Più autonomia e energia specifica con il grafene. L’auto elettrica del futuro sembra puntare sul nanomateriale costituito da atomi di carbonio per conquistare definitivamente la scena. Il grafene -utilizzato nei contatti di una batteria al litio - potrebbe far viaggiare l’elettrica senza limiti. O quasi. E con tempi di ricarica inferiori a quelli attuali e misurabili in minuti invece che ore. Il tutto a zero emissioni.
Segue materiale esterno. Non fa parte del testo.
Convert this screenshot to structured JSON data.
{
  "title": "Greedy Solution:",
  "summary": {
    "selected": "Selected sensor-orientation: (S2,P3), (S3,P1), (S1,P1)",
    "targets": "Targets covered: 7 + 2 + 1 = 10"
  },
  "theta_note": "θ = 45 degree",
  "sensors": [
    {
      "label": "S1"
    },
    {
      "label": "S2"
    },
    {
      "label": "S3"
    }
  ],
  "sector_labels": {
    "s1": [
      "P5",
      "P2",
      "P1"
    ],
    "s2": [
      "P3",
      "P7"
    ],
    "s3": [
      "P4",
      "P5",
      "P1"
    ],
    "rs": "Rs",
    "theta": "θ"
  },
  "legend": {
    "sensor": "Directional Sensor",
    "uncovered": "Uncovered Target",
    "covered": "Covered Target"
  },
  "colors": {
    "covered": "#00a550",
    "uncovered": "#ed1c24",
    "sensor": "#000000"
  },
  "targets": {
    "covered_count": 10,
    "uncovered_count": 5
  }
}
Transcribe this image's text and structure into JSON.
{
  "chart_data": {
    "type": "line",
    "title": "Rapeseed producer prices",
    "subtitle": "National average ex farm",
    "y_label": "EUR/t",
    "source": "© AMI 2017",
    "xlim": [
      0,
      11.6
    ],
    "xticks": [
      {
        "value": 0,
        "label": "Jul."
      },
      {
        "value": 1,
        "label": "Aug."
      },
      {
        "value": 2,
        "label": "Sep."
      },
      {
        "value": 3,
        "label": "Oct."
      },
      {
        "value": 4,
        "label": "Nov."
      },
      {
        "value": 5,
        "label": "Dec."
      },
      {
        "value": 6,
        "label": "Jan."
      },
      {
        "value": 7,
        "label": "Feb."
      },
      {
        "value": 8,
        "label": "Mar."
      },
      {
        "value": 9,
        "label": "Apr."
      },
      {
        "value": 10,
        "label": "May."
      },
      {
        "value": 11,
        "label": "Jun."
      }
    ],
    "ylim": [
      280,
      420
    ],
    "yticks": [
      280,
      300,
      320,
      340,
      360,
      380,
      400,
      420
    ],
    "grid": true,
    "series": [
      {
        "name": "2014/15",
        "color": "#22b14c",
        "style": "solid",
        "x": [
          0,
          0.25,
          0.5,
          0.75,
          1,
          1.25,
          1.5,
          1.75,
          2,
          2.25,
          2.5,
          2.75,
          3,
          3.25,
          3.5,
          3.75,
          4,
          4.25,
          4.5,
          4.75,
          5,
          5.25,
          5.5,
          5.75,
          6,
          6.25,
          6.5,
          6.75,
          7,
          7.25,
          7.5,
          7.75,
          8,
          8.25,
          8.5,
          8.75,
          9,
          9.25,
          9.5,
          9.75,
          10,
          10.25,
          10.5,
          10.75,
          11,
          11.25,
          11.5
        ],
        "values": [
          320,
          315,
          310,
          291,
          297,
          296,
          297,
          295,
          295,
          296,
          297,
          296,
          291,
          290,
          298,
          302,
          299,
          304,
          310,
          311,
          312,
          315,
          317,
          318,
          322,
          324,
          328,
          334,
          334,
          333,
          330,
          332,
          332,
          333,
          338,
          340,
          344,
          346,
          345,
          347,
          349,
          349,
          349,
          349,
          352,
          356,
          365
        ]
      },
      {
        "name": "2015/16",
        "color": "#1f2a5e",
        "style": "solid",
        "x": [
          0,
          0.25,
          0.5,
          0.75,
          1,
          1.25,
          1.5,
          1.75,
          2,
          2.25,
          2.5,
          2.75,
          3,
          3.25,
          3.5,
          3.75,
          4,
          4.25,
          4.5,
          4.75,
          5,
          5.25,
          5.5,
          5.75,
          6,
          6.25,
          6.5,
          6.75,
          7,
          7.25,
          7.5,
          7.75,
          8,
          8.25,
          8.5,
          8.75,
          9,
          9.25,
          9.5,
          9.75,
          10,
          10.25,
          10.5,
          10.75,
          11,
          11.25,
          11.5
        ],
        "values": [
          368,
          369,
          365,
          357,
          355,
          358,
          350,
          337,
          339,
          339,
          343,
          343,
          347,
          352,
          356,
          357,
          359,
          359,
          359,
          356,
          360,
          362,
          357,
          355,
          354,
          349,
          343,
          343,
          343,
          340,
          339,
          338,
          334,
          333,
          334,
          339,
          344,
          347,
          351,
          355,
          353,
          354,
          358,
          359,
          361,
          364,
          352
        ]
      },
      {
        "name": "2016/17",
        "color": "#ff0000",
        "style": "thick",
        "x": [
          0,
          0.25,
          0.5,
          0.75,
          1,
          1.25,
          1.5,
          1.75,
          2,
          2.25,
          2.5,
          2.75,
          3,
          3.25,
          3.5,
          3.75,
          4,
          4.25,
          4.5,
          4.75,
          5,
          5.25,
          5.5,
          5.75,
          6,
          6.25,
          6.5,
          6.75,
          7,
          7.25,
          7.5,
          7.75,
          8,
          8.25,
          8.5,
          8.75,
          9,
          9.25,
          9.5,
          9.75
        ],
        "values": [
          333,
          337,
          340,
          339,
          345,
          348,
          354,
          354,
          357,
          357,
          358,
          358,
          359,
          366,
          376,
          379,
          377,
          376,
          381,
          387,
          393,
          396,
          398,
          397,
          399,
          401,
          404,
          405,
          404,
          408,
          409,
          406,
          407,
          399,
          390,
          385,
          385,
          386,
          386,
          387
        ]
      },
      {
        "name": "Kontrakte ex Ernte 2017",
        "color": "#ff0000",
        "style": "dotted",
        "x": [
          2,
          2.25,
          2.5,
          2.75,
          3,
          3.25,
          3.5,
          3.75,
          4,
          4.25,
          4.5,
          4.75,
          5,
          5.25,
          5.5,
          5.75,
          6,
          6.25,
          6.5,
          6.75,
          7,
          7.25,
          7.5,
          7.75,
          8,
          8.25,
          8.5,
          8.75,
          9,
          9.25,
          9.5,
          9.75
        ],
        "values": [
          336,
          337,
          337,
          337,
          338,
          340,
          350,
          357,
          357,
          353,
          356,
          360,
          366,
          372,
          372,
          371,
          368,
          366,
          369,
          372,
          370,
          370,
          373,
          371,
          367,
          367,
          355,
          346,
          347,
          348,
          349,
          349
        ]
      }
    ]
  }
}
Prezzo esagerato e soluzione accessibile

Non tutto però sembra facile: “Uno dei limiti è il costo visto che un grammo di grafene ha un prezzo di circa 50 mila euro”, spiega Roberto Cingolani, direttore dell’IIT, l’Istituto Italiano di Tecnologia di Genova. Difficile quindi possa essere utilizzato nella grande produzione di veicoli di serie. L’occasione però non può essere persa, per questo all’IIT si lavora ad una “speciale versione stampabile dal costo di 2 euro al grammo”, continua Cingolani. In pratica una vernice di grafene da applicare sugli elettrodi.

Si perde qualcosa ma ...

Ovviamente bisogna rinunciare a qualcosa: “In questa forma, il grafene perde i due terzi delle sue caratteristiche funzionali ma comunque è in grado di realizzare batterie da circa 200 watt per kg, a parità di peso il 30% in più di energia rispetto a quelle attuali”, conclude Cingolani. E senza grandi variazioni produttive visto che ci sarebbe solo da “spalmare” il grafene sull’elettrodo, lasciando inalterato il resto della chimica della batteria.